INDAS.ID - Sebuah penelitian baru dari Universitas Northwestern menunjukkan bahwa, tanpa adanya cedera, atlet di berbagai olahraga - termasuk sepak bola, sepak bola, dan hoki - memiliki otak yang lebih sehat daripada yang bukan atlet.
"Tidak ada yang akan membantah fakta bahwa olahraga mengarah pada kebugaran fisik yang lebih baik, tetapi kami tidak selalu memikirkan kebugaran otak dan olahraga," Nina Kraus, Profesor Ilmu Komunikasi dan Neurobiologi Hugh Knowles dan direktur Auditory Northwestern, Laboratorium Ilmu Saraf (Brainvolts). "Kami mengatakan bahwa bermain olahraga dapat menyempurnakan otak untuk lebih memahami lingkungan sensorik seseorang."
Para atlet memiliki kemampuan yang ditingkatkan untuk memadamkan 'suara listrik' latar belakang di otak mereka untuk memproses suara eksternal dengan lebih baik, seperti teman satu tim meneriakkan permainan atau pelatih yang memanggil mereka dari luar lapangan, menurut penelitian dari hampir 1.000 peserta, termasuk sekitar 500 Northwestern Atlet Divisi I.
Kraus menyamakan fenomena itu dengan mendengarkan seorang DJ di radio.
"Pikirkan latar belakang suara listrik di otak seperti suara statis di radio," kata Kraus. "Ada dua cara untuk mendengar DJ lebih baik: meminimalkan statis atau meningkatkan suara DJ. Kami menemukan bahwa otak atlet meminimalkan latar belakang 'statis' untuk mendengar 'DJ' lebih baik."
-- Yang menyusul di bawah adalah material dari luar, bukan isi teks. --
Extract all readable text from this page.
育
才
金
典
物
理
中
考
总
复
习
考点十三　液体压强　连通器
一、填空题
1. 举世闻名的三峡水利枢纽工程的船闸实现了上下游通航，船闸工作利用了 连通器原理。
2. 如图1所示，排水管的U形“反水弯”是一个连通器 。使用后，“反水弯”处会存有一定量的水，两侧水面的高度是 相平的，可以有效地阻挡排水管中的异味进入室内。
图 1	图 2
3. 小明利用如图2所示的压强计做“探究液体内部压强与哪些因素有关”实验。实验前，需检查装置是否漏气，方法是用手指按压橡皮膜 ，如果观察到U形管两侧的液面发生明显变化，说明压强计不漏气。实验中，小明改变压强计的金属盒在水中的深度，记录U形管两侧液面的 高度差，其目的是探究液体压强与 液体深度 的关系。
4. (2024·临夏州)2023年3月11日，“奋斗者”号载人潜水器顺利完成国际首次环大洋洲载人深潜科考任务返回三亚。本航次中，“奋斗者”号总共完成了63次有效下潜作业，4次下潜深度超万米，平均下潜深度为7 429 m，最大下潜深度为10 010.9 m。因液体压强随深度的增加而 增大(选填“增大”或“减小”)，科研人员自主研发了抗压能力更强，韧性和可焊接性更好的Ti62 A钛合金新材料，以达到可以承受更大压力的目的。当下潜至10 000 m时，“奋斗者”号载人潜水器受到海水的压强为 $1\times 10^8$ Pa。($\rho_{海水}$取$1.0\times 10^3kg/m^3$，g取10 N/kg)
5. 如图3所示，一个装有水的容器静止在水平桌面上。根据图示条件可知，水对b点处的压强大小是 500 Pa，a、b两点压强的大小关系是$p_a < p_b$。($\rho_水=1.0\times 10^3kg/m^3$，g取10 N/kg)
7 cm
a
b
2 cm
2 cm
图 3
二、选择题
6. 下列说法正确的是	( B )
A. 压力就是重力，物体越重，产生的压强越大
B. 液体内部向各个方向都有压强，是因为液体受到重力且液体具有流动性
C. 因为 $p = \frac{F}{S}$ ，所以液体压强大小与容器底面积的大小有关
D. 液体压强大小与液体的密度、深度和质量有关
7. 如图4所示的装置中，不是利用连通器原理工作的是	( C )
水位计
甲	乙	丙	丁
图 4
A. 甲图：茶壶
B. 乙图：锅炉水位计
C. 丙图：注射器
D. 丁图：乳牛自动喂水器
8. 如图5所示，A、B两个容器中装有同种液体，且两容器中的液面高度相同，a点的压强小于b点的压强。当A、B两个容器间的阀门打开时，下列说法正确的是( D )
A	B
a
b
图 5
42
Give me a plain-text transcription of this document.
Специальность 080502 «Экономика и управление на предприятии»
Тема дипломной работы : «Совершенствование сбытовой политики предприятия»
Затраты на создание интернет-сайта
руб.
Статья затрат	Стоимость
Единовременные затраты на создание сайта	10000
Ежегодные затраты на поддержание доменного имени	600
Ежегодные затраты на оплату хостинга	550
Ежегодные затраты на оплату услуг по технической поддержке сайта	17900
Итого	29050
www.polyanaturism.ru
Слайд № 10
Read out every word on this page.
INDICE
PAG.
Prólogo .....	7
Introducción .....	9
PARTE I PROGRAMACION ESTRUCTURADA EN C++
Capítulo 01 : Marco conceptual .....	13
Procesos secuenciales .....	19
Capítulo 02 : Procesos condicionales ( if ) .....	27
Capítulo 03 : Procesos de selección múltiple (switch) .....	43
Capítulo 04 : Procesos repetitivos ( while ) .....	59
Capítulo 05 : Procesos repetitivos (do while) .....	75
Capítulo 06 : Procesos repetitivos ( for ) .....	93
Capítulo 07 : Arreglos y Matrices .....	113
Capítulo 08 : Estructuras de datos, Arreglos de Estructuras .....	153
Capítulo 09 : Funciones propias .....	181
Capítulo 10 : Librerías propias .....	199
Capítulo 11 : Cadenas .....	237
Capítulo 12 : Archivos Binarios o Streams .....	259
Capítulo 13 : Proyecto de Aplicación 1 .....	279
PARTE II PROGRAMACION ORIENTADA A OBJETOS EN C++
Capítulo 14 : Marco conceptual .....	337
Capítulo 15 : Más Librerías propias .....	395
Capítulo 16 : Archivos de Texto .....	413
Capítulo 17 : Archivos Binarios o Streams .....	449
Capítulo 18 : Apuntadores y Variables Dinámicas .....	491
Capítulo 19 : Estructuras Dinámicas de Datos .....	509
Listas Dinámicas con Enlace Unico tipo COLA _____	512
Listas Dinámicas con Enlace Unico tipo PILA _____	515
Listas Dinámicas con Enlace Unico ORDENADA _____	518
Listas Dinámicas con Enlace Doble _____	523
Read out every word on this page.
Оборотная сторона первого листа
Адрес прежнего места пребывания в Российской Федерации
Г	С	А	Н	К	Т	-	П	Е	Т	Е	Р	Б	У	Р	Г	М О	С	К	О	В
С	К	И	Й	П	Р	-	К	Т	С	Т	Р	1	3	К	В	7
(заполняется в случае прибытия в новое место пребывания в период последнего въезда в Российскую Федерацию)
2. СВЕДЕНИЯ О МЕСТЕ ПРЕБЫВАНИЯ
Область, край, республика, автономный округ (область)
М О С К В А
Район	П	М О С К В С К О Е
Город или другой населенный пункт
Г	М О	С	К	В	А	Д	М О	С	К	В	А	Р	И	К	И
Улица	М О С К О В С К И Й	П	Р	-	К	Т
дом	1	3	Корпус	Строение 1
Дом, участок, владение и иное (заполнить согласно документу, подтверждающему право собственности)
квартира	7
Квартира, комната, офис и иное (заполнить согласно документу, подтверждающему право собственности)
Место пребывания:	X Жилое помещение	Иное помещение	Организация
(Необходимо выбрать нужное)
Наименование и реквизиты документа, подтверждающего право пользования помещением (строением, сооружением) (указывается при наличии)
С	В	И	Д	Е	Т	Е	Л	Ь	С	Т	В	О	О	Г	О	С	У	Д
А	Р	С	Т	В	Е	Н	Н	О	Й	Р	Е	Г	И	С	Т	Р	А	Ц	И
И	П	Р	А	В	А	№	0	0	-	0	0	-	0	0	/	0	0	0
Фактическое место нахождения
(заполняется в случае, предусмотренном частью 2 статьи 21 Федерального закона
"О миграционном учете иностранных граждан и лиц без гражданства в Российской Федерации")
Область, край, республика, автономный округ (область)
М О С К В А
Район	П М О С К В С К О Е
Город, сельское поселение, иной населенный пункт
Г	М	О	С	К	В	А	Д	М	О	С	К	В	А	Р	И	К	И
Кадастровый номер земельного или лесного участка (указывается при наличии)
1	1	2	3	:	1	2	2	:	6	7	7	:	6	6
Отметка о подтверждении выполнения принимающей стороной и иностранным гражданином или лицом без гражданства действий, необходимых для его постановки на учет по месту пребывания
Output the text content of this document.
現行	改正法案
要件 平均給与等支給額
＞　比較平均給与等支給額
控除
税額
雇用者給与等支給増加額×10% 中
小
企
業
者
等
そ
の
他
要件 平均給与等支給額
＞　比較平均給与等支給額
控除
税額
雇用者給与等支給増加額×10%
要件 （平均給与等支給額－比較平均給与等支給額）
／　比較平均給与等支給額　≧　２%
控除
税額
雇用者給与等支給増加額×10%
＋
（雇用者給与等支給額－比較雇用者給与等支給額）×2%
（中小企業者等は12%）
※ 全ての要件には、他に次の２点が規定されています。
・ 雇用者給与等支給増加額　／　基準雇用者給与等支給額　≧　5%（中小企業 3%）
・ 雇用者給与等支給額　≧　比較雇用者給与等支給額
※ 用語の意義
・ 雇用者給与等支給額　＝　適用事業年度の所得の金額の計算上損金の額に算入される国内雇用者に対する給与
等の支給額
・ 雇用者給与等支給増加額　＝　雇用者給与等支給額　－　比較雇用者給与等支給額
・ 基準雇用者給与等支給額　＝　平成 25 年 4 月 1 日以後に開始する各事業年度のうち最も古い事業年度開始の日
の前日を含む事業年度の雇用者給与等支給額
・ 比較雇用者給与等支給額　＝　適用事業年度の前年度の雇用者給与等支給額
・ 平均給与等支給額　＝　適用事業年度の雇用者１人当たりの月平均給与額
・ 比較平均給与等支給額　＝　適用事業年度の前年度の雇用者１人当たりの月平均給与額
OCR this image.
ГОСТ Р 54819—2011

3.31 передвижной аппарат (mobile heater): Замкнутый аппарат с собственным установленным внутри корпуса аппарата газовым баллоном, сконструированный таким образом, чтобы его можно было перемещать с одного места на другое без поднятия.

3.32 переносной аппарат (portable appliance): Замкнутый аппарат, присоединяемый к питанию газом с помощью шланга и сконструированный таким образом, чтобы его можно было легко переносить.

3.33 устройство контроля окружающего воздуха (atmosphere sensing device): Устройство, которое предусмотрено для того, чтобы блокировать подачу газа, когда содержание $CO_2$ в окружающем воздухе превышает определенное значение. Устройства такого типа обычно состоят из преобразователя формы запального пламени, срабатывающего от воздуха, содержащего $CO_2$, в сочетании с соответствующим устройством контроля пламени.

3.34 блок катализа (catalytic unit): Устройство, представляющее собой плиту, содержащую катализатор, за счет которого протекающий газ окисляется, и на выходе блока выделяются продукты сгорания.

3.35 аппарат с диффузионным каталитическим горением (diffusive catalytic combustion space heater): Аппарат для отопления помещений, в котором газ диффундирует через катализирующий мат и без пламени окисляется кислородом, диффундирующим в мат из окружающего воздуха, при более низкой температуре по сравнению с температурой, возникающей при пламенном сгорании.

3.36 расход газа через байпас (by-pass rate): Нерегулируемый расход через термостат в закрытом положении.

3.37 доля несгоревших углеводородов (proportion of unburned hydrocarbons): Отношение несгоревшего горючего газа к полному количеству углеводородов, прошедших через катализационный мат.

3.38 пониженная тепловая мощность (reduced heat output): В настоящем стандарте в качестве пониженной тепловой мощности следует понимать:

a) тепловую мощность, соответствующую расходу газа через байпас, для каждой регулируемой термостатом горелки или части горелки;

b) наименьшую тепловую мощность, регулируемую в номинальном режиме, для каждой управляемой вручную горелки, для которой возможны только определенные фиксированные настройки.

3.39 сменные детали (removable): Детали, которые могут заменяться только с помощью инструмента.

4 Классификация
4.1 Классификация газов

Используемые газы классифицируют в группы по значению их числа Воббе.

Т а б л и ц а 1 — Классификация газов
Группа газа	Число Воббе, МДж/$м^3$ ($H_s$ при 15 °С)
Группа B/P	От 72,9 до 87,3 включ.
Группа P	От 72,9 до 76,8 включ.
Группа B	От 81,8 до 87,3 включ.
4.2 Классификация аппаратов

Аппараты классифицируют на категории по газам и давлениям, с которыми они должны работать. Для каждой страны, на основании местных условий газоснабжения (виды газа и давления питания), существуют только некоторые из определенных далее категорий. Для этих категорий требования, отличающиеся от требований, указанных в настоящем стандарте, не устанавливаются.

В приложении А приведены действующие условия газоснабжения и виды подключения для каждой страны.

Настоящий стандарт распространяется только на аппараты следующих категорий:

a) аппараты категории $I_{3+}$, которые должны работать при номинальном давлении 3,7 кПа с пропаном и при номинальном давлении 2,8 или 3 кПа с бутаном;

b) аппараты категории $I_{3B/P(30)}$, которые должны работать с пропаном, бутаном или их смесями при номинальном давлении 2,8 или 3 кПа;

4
"Komitmen serius terhadap aktivitas fisik tampaknya sejalan dengan sistem saraf yang lebih tenang," kata Kraus. "Dan mungkin, jika Anda memiliki sistem saraf yang lebih sehat, Anda mungkin dapat menangani cedera atau masalah kesehatan lainnya dengan lebih baik."
Temuan ini dapat memotivasi intervensi atletik untuk populasi yang berjuang dengan pemrosesan pendengaran. Secara khusus, bermain olahraga dapat mengimbangi otak yang terlalu berisik yang sering ditemukan pada anak-anak dari daerah berpenghasilan rendah, kata Kraus.
Studi ini meneliti kesehatan otak 495 atlet siswa perempuan dan laki-laki Northwestern dan 493 subyek kontrol yang disesuaikan usia dan jenis kelamin.
Kraus dan rekan-rekannya menyampaikan suku kata untuk mempelajari peserta melalui earbud dan merekam aktivitas otak dengan elektroda kulit kepala. Tim menganalisis rasio kebisingan latar belakang terhadap respons terhadap suara dengan melihat seberapa besar respons terhadap suara relatif terhadap kebisingan latar belakang. Hasilnya, atlet memiliki respons yang lebih besar terhadap suara daripada non-atlet.
Seperti atlet, musisi dan mereka yang dapat berbicara lebih dari satu bahasa juga memiliki kemampuan yang lebih baik untuk mendengar sinyal suara yang masuk, kata Kraus. Namun, otak musisi dan multibahasa melakukannya dengan menyalakan suara di otak mereka dibandingkan dengan mengecilkan suara latar di otak mereka.
"Mereka semua mendengar 'DJ' lebih baik, tetapi para musisi mendengar 'DJ' lebih baik lagi karena mereka menaikkan 'DJ', sedangkan atlet dapat mendengar 'DJ' lebih baik karena mereka dapat merusak 'statis'," kata Kraus.